Is the advice from the financial services industry any good?
The average investor’s performance is 5% below the S&P. 75 years ago Modern Portfolio Theory provided the basis of the financial services industry advice. The cornerstones of this advice are diversification and risk adjusted returns.
There are two types of risk – individual investment risk and market risk. The typical investor is saving and investing for retirement. Their strategy should be buy and hold because that is how all great wealth was made. Annually they should review performance of individual investments and replace ones that are underperforming.
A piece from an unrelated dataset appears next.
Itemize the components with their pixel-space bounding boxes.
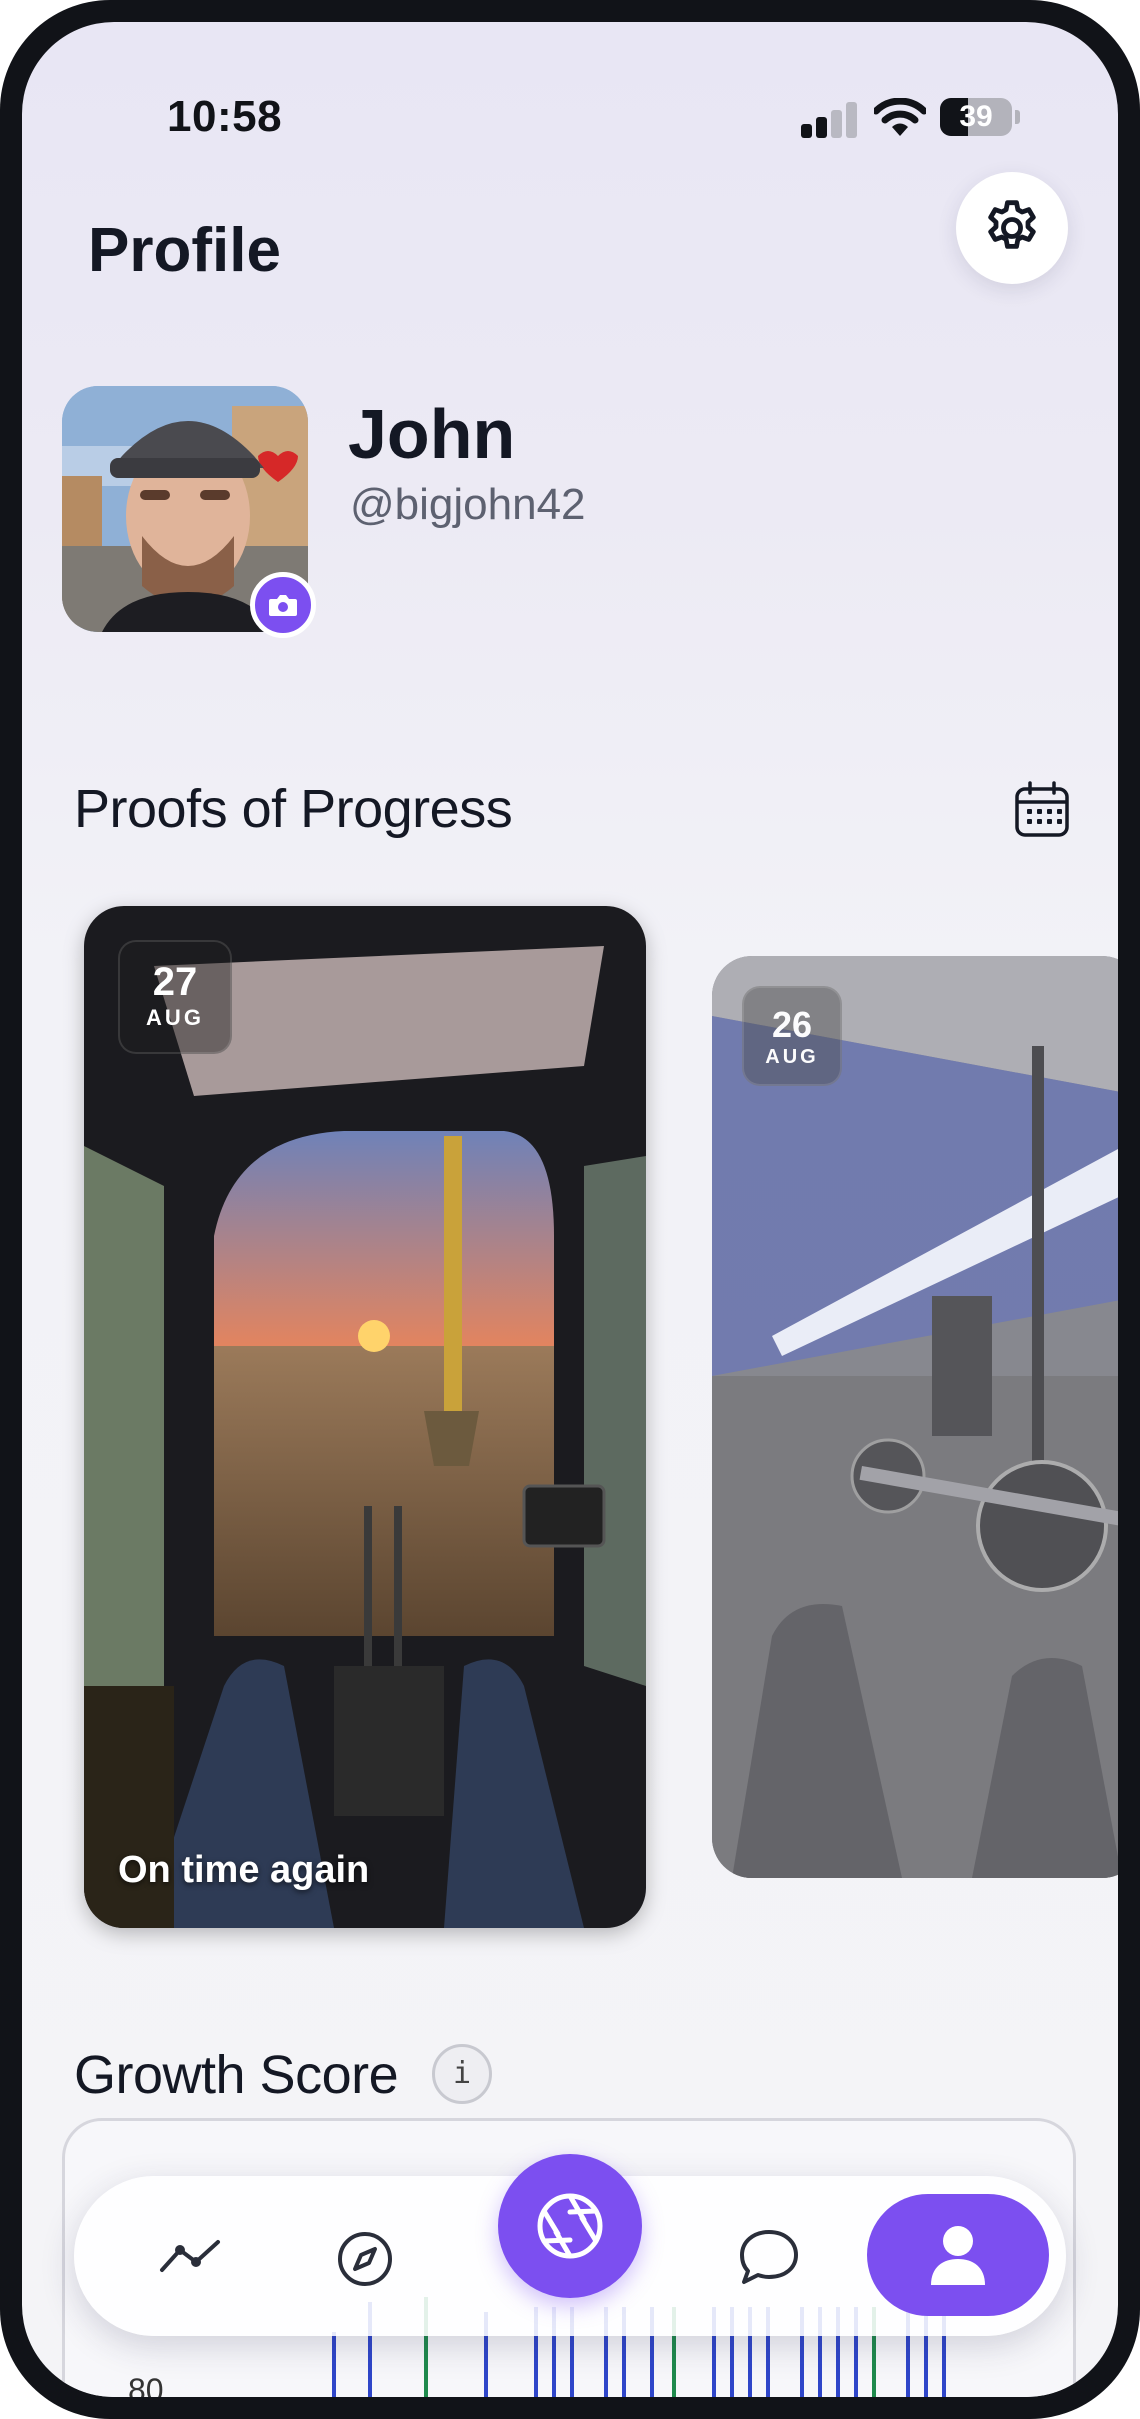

With a buy and hold strategy you eliminate market risk. You are left with just individual investment risk. Risk adjusted returns are based on both risks. If you look at relative performance over a long period of time, you can add true outperformance to your portfolio.
Diversification for the sake of just having a little of a lot of different investments causes underperformance. You want as many investments as possible that outperform the S&P.
There is a belief that volatility creates more risk. With no volatility there is no return. What you are looking for is the greatest relative performance. That will give you the greatest portfolio performance.
TQQQ is thought to be too risky yet all the outperformance of the Stars model is due to TQQQ. Over the past 26 years Stars outperformed the S&P by a factor of 17. The real risk of Stars is zero because of the high returns. You never have a loss just drawdown.
The good news is that some financial advisors are allowing investors to invest their way.